Submissions open for the Design and Place SEPP Explanation of Intended Effect (EIE) until 31 March 2021.
In 1994 Leichhardt Council earned the ire of the Electricity Commission and National and International awards when it adopted a DCP that required developments to be energy efficient. In those days it meant installing solar hot water systems, insulation, natural drying facilities and deep eaves.
Eventually the state government implemented BASIX. I was surprised to learn that apparments have lower BASIX requirements than single dwellings.
Canberra has stopped gas reticulation in new areas.
My thing is:
- energy efficiency,
- passive design for thermal comfort,
- solar access (this seems to have been reduced from 3 hours to 2 hours),
- natural drying,
- natural ventilation to capture cooling southerlies,
- room for deep soil, vegetation,
- permeable surfaces.
- More recently Bicycle Access, storage and charging.

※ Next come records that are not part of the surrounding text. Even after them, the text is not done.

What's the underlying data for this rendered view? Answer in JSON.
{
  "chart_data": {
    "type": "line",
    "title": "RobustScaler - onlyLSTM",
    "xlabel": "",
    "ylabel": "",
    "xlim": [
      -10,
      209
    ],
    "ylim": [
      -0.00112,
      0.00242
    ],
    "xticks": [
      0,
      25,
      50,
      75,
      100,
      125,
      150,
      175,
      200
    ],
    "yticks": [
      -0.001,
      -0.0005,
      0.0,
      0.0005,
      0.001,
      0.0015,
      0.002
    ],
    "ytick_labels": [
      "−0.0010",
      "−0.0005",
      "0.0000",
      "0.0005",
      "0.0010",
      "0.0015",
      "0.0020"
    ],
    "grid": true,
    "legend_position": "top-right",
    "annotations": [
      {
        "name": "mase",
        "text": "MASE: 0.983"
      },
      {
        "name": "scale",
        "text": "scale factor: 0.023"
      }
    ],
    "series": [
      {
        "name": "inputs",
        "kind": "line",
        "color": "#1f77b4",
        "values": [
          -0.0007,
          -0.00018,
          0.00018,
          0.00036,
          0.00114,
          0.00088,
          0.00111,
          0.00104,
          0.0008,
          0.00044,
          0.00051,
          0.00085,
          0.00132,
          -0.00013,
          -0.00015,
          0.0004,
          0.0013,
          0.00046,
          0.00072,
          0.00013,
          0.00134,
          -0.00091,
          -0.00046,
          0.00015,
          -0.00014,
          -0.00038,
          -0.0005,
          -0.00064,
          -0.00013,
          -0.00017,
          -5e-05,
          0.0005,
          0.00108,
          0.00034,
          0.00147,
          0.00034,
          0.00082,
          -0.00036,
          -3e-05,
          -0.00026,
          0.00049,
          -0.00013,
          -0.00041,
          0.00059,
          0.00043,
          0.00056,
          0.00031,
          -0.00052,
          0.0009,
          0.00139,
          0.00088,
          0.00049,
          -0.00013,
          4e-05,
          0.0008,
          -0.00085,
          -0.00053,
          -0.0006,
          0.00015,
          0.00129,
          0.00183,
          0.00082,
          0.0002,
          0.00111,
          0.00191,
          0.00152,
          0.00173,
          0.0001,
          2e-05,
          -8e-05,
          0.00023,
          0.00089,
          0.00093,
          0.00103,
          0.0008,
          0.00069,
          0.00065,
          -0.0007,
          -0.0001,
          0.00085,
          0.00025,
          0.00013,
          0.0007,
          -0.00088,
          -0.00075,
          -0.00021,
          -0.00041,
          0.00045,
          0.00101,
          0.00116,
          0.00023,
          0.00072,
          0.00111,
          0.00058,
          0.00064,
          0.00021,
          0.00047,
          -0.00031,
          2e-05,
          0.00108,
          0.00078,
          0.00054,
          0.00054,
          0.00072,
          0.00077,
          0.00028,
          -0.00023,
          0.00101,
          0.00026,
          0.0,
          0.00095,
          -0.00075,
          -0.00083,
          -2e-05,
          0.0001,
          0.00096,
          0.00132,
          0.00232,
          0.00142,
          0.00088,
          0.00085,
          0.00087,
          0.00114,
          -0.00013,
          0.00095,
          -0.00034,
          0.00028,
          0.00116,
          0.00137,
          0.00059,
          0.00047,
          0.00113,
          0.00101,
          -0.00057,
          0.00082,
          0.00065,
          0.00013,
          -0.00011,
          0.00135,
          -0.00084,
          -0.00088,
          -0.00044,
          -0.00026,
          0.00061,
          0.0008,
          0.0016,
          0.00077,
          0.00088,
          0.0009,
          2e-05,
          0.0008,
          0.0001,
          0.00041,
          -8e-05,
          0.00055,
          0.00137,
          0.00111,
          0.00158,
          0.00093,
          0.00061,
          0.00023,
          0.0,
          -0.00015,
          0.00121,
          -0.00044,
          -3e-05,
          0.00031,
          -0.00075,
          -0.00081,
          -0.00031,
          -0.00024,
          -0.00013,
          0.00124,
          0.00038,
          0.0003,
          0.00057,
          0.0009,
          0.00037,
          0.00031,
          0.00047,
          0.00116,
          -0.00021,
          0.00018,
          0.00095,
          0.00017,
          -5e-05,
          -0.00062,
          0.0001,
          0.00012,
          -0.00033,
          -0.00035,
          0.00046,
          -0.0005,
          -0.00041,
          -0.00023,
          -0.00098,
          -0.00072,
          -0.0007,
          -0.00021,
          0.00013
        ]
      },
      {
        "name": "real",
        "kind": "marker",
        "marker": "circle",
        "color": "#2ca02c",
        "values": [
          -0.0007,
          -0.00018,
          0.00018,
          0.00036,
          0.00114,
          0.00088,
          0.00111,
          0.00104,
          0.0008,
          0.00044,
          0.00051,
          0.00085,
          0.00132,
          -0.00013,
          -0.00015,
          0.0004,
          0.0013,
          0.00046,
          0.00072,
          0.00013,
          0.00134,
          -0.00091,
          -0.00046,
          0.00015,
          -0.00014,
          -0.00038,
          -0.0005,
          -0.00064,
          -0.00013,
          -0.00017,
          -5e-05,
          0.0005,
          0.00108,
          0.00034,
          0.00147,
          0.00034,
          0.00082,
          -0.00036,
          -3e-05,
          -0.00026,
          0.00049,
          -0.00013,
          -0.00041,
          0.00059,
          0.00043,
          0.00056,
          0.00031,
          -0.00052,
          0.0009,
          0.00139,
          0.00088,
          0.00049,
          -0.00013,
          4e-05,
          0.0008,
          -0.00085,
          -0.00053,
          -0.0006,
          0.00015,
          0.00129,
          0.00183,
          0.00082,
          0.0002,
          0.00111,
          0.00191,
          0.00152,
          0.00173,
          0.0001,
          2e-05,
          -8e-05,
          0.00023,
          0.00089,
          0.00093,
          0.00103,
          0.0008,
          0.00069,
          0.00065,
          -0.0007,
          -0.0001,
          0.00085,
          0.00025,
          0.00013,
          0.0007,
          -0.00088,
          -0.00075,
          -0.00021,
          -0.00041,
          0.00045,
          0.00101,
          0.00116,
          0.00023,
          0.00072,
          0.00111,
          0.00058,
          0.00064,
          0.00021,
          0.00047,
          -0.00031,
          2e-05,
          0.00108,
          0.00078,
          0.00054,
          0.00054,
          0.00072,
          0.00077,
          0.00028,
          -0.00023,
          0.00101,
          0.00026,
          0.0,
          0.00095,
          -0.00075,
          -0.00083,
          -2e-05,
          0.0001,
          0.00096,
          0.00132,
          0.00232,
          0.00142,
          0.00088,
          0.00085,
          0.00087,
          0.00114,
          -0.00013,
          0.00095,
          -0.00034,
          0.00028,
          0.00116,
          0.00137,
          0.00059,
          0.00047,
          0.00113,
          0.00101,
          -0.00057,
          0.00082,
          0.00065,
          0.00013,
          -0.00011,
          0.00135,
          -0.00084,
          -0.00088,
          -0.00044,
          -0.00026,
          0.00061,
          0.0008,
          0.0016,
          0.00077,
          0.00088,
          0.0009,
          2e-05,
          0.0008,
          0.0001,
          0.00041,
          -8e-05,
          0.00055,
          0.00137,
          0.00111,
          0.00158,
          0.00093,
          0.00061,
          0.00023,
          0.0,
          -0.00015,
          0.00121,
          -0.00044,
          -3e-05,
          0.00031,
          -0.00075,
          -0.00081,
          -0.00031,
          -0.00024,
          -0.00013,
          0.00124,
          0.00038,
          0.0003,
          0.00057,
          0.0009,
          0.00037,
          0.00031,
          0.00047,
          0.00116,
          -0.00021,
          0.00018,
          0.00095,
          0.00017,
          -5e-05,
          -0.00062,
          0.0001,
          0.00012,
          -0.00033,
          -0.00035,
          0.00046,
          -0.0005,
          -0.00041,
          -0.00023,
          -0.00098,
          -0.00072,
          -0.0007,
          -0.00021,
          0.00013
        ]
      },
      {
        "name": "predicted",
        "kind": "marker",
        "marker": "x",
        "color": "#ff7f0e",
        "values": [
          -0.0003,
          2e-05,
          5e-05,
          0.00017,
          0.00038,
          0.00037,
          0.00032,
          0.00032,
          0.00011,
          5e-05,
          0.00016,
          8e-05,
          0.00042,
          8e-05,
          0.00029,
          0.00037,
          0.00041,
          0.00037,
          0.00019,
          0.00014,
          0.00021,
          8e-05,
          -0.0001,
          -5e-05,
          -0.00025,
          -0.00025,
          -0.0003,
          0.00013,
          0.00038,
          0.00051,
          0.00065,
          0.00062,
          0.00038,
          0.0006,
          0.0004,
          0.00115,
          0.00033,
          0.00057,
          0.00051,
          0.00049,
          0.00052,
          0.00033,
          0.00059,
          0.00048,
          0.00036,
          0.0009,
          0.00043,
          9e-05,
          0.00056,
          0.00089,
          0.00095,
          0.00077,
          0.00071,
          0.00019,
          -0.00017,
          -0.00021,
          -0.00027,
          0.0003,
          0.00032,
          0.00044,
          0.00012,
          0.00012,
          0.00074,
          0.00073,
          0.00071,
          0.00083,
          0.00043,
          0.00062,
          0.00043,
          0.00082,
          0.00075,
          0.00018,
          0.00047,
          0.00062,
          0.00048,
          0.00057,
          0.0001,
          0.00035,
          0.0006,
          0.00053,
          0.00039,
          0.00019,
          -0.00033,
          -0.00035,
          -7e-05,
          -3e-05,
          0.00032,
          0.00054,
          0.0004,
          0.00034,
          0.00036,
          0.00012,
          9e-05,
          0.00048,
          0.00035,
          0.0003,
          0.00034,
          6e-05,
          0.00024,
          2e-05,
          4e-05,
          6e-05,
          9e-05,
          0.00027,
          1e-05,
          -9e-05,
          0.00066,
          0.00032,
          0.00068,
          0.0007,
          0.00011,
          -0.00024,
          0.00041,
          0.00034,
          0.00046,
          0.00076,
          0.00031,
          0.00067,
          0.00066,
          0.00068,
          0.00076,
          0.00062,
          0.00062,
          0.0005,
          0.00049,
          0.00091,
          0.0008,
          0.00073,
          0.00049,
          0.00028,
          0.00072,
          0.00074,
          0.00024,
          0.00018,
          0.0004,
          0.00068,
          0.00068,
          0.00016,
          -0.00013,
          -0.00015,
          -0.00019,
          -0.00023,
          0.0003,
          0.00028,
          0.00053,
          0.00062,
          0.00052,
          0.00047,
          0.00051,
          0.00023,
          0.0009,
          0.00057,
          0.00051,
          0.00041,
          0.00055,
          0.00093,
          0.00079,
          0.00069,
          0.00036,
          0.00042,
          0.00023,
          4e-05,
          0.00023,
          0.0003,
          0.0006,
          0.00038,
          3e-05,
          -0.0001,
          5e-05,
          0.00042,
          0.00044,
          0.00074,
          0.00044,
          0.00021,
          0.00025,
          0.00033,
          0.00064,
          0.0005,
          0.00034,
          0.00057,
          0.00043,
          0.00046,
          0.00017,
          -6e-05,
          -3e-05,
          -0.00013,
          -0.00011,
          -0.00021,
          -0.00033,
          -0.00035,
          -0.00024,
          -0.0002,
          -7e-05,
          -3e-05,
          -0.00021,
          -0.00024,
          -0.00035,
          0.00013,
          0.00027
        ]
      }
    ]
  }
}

From the dept of planning:
"We are bringing planning processes up to date and making them easier. The new Design and Place State Environmental Planning Policy (SEPP) is part of a broader review of all our SEPPs and aims to simplify and consolidate how to deliver good design in NSW."
"Submissions are now open for the Design and Place SEPP Explanation of Intended Effect (EIE). Follow the link below and share with us your views on the design of places in NSW:
The public exhibition will allow us to work closely with state government, local councils, industry peak bodies and communities. This process will inform the development of the Design and Place SEPP and safeguard our shared values for future development in NSW. We will draft the policy in 2021, following the review of the formal submissions and feedback. Submissions are open from now until 31 March 2021. "
"The final Design and Place SEPP will go on public exhibition later in 2021 to provide more opportunities for feedback. We will also develop supporting guidance and tools alongside the policy. These include a revision to the Apartment Design Guide, improvements to the Building Sustainability Index (BASIX) tool and the development of a new Public Space and Urban Design Guide."